Erfahren Sie hier, warum Muscheln, Schnecken, Tintenfische und Krebstiere kein empfindungsloses Obst sind. Sie sind fühlende Lebewesen, deren Bedürfnisse respektiert werden müssen und die das Recht auf ein leidfreies Leben haben.
„Meeresfrüchte“: Tiere wie Muscheln, Kraken und Krebse sind kein Obst
„Meeresfrüchte“ ist in der Alltagssprache und im Lebensmittelhandel eine gängige Bezeichnung. Sie verleitet Konsument:innen zu der Annahme, Muscheln, Meeresschnecken, Tintenfische sowie Krebstiere wie Hummer, Krabben und Garnelen seien empfindungslose Lebewesen oder sogar Früchte – doch das ist ein schwerwiegender Irrtum.
Sind „Meeresfrüchte“ vegetarisch?
„Meeresfrüchte“ sind nicht vegetarisch. Allgemein werden als „Meeresfrüchte“ Muscheln, Wasserschnecken, Tintenfische und Krebstiere wie Garnelen, Krabben, Hummer und Langusten bezeichnet. „Meeresfrüchte“ sind somit weder Obst noch Gemüse, sondern Tiere.
Kann man als vegan lebender Mensch Muscheln essen?
Eine vegane Ernährung basiert auf pflanzlichen Lebensmitteln. Muscheln sind jedoch Weichtiere und enge Verwandte von schmerzempfindlichen Schnecken und Kopffüßern. [1, 2] Veganer:innen essen also keine Muscheln.
Warum werden Tiere als „Meeresfrüchte“ bezeichnet?
Die Bezeichnung geht auf ein veraltetes Verständnis des Fischfangs als landwirtschaftliche Aktivität zurück, die im Mittelmeerraum weit verbreitet war.
„Niedere Tiere“: Wirbellose können Schmerz und Emotionen fühlen
Obwohl 99,99 Prozent aller Tierarten zur Gruppe der wirbellosen Tiere gehören, ist die Empfindungsfähigkeit vieler Wirbelloser noch unzureichend erforscht. [3] Nach dem aktuellen Stand der Forschung empfinden auch wirbellose Tiere wie Insekten, Schnecken, Spinnen, Krebstiere und Kopffüßer wie Kraken Schmerz und können durchaus ein Bewusstsein haben – unabhängig davon, ob ihre Gehirnstrukturen denen von Wirbeltieren ähneln oder nicht. [1]

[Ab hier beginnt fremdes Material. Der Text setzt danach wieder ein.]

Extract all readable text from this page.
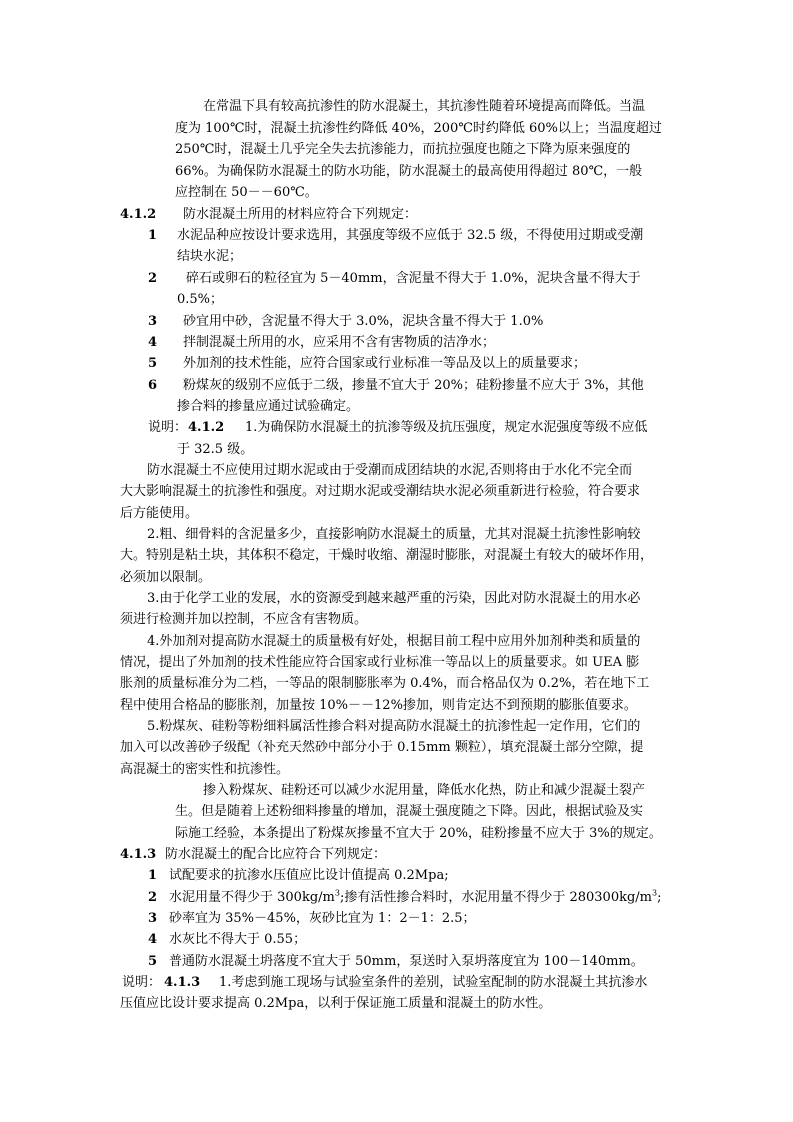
在常温下具有较高抗渗性的防水混凝土，其抗渗性随着环境提高而降低。当温
度为 100℃时，混凝土抗渗性约降低 40%，200℃时约降低 60%以上；当温度超过
250℃时，混凝土几乎完全失去抗渗能力，而抗拉强度也随之下降为原来强度的
66%。为确保防水混凝土的防水功能，防水混凝土的最高使用得超过 80℃，一般
应控制在 50－－60℃。
4.1.2 防水混凝土所用的材料应符合下列规定：
1 水泥品种应按设计要求选用，其强度等级不应低于 32.5 级，不得使用过期或受潮
结块水泥；
2 碎石或卵石的粒径宜为 5－40mm，含泥量不得大于 1.0%，泥块含量不得大于
0.5%；
3 砂宜用中砂，含泥量不得大于 3.0%，泥块含量不得大于 1.0%
4 拌制混凝土所用的水，应采用不含有害物质的洁净水；
5 外加剂的技术性能，应符合国家或行业标准一等品及以上的质量要求；
6 粉煤灰的级别不应低于二级，掺量不宜大于 20%；硅粉掺量不应大于 3%，其他
掺合料的掺量应通过试验确定。
说明： 4.1.2 1.为确保防水混凝土的抗渗等级及抗压强度，规定水泥强度等级不应低
于 32.5 级。
防水混凝土不应使用过期水泥或由于受潮而成团结块的水泥,否则将由于水化不完全而
大大影响混凝土的抗渗性和强度。对过期水泥或受潮结块水泥必须重新进行检验，符合要求
后方能使用。
2.粗、细骨料的含泥量多少，直接影响防水混凝土的质量，尤其对混凝土抗渗性影响较
大。特别是粘土块，其体积不稳定，干燥时收缩、潮湿时膨胀，对混凝土有较大的破坏作用，
必须加以限制。
3.由于化学工业的发展，水的资源受到越来越严重的污染，因此对防水混凝土的用水必
须进行检测并加以控制，不应含有害物质。
4.外加剂对提高防水混凝土的质量极有好处，根据目前工程中应用外加剂种类和质量的
情况，提出了外加剂的技术性能应符合国家或行业标准一等品以上的质量要求。如 UEA 膨
胀剂的质量标准分为二档，一等品的限制膨胀率为 0.4%，而合格品仅为 0.2%，若在地下工
程中使用合格品的膨胀剂，加量按 10%－－12%掺加，则肯定达不到预期的膨胀值要求。
5.粉煤灰、硅粉等粉细料属活性掺合料对提高防水混凝土的抗渗性起一定作用，它们的
加入可以改善砂子级配（补充天然砂中部分小于 0.15mm 颗粒），填充混凝土部分空隙，提
高混凝土的密实性和抗渗性。
掺入粉煤灰、硅粉还可以减少水泥用量，降低水化热，防止和减少混凝土裂产
生。但是随着上述粉细料掺量的增加，混凝土强度随之下降。因此，根据试验及实
际施工经验，本条提出了粉煤灰掺量不宜大于 20%，硅粉掺量不应大于 3%的规定。
4.1.3 防水混凝土的配合比应符合下列规定：
1 试配要求的抗渗水压值应比设计值提高 0.2Mpa;
2 水泥用量不得少于 $300kg/m^3$;掺有活性掺合料时，水泥用量不得少于 $280300kg/m^3$;
3 砂率宜为 35%－45%，灰砂比宜为 1：2－1：2.5；
4 水灰比不得大于 0.55；
5 普通防水混凝土坍落度不宜大于 50mm，泵送时入泵坍落度宜为 100－140mm。
说明： 4.1.3 1.考虑到施工现场与试验室条件的差别，试验室配制的防水混凝土其抗渗水
压值应比设计要求提高 0.2Mpa，以利于保证施工质量和混凝土的防水性。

Verschiedene Studien weisen beispielsweise darauf hin, dass Krebstiere Angst empfinden, Schmerz fühlen und sich auch an Schmerz erinnern können. [4-6] Kraken und andere Kopffüßer sind hochintelligente Lebewesen, [7] die ebenfalls Schmerz empfinden; die Wissenschaft spricht ihnen auch ein Bewusstsein zu. [8, 9]
Die speziesistische Bezeichnung Wirbelloser als „niedere Tiere“ oder im Hinblick auf Meerestiere als „Meeresfrüchte“ basiert darauf, dass diese Tiere keine Wirbelsäule haben und für viele Menschen daher weniger „wichtig“ sind als andere. Um sie möglichst ohne Gewissensbisse ausbeuten, quälen und töten zu können, spricht der Mensch ihnen ihre naturgegebenen Bedürfnisse und Wünsche ab.

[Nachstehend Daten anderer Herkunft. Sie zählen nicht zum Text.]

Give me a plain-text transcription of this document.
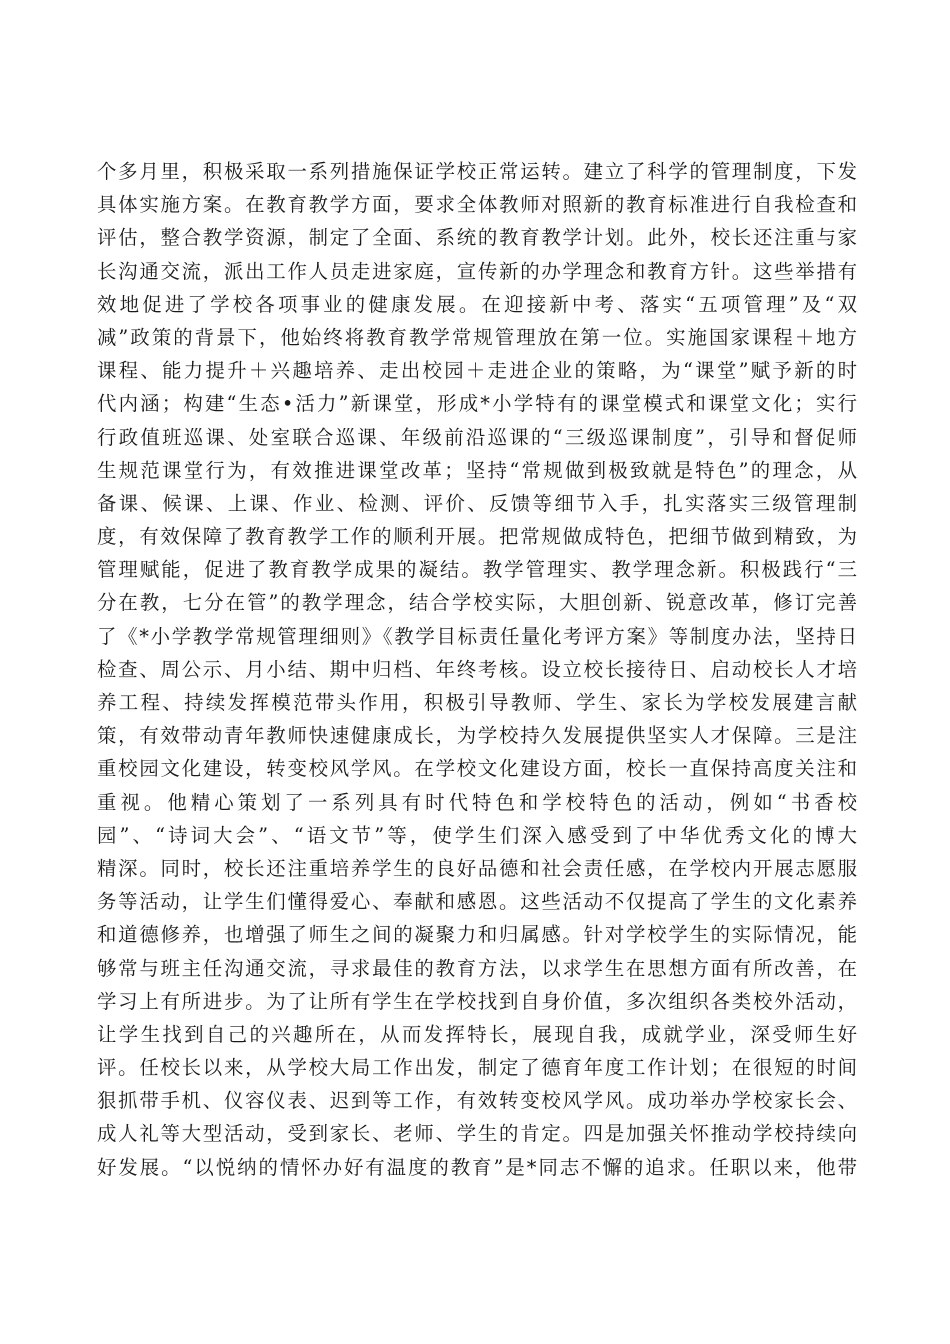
个多月里，积极采取一系列措施保证学校正常运转。建立了科学的管理制度，下发
具体实施方案。在教育教学方面，要求全体教师对照新的教育标准进行自我检查和
评估，整合教学资源，制定了全面、系统的教育教学计划。此外，校长还注重与家
长沟通交流，派出工作人员走进家庭，宣传新的办学理念和教育方针。这些举措有
效地促进了学校各项事业的健康发展。在迎接新中考、落实“五项管理”及“双
减”政策的背景下，他始终将教育教学常规管理放在第一位。实施国家课程＋地方
课程、能力提升＋兴趣培养、走出校园＋走进企业的策略，为“课堂”赋予新的时
代内涵；构建“生态•活力”新课堂，形成*小学特有的课堂模式和课堂文化；实行
行政值班巡课、处室联合巡课、年级前沿巡课的“三级巡课制度”，引导和督促师
生规范课堂行为，有效推进课堂改革；坚持“常规做到极致就是特色”的理念，从
备课、候课、上课、作业、检测、评价、反馈等细节入手，扎实落实三级管理制
度，有效保障了教育教学工作的顺利开展。把常规做成特色，把细节做到精致，为
管理赋能，促进了教育教学成果的凝结。教学管理实、教学理念新。积极践行“三
分在教，七分在管”的教学理念，结合学校实际，大胆创新、锐意改革，修订完善
了《*小学教学常规管理细则》《教学目标责任量化考评方案》等制度办法，坚持日
检查、周公示、月小结、期中归档、年终考核。设立校长接待日、启动校长人才培
养工程、持续发挥模范带头作用，积极引导教师、学生、家长为学校发展建言献
策，有效带动青年教师快速健康成长，为学校持久发展提供坚实人才保障。三是注
重校园文化建设，转变校风学风。在学校文化建设方面，校长一直保持高度关注和
重视。他精心策划了一系列具有时代特色和学校特色的活动，例如“书香校
园”、“诗词大会”、“语文节”等，使学生们深入感受到了中华优秀文化的博大
精深。同时，校长还注重培养学生的良好品德和社会责任感，在学校内开展志愿服
务等活动，让学生们懂得爱心、奉献和感恩。这些活动不仅提高了学生的文化素养
和道德修养，也增强了师生之间的凝聚力和归属感。针对学校学生的实际情况，能
够常与班主任沟通交流，寻求最佳的教育方法，以求学生在思想方面有所改善，在
学习上有所进步。为了让所有学生在学校找到自身价值，多次组织各类校外活动，
让学生找到自己的兴趣所在，从而发挥特长，展现自我，成就学业，深受师生好
评。任校长以来，从学校大局工作出发，制定了德育年度工作计划；在很短的时间
狠抓带手机、仪容仪表、迟到等工作，有效转变校风学风。成功举办学校家长会、
成人礼等大型活动，受到家长、老师、学生的肯定。四是加强关怀推动学校持续向
好发展。“以悦纳的情怀办好有温度的教育”是*同志不懈的追求。任职以来，他带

Diese Abwertung fühlender Lebewesen ist nach dem derzeitigen Forschungsstand moralisch nicht vertretbar und basiert auf einer speziesistischen Denkweise. Speziesismus ist die grundsätzlich falsche Annahme, manche Lebewesen seien mehr wert als andere. Doch genau wie wir Menschen hat jedes Tier das Recht auf ein unversehrtes, glückliches und möglichst selbstbestimmtes Leben.
Die Bezeichnung von Tieren als „Früchte“ ist Verbrauchertäuschung
Laut den Leitsätzen des Deutschen Lebensmittelbuches (DLMB) muss der Schutz von Verbraucher:innen vor Täuschung gewährleistet sein, beispielsweise durch die korrekte Bezeichnung von Nahrungsmitteln. Auf dieser Grundlage dürften empfindungsfähige Tiere im Handel eigentlich nicht als Früchte bezeichnet werden. Der irreführende Begriff „Meeresfrüchte“ verleitet Verbraucher:innen dazu, ohne Bedenken tierische Produkte zu konsumieren, ohne sich ihrer Verantwortung bewusst zu sein. Gleichzeitig fördert diese Bezeichnung Unsicherheiten und Fehlannahmen bei Konsument:innen.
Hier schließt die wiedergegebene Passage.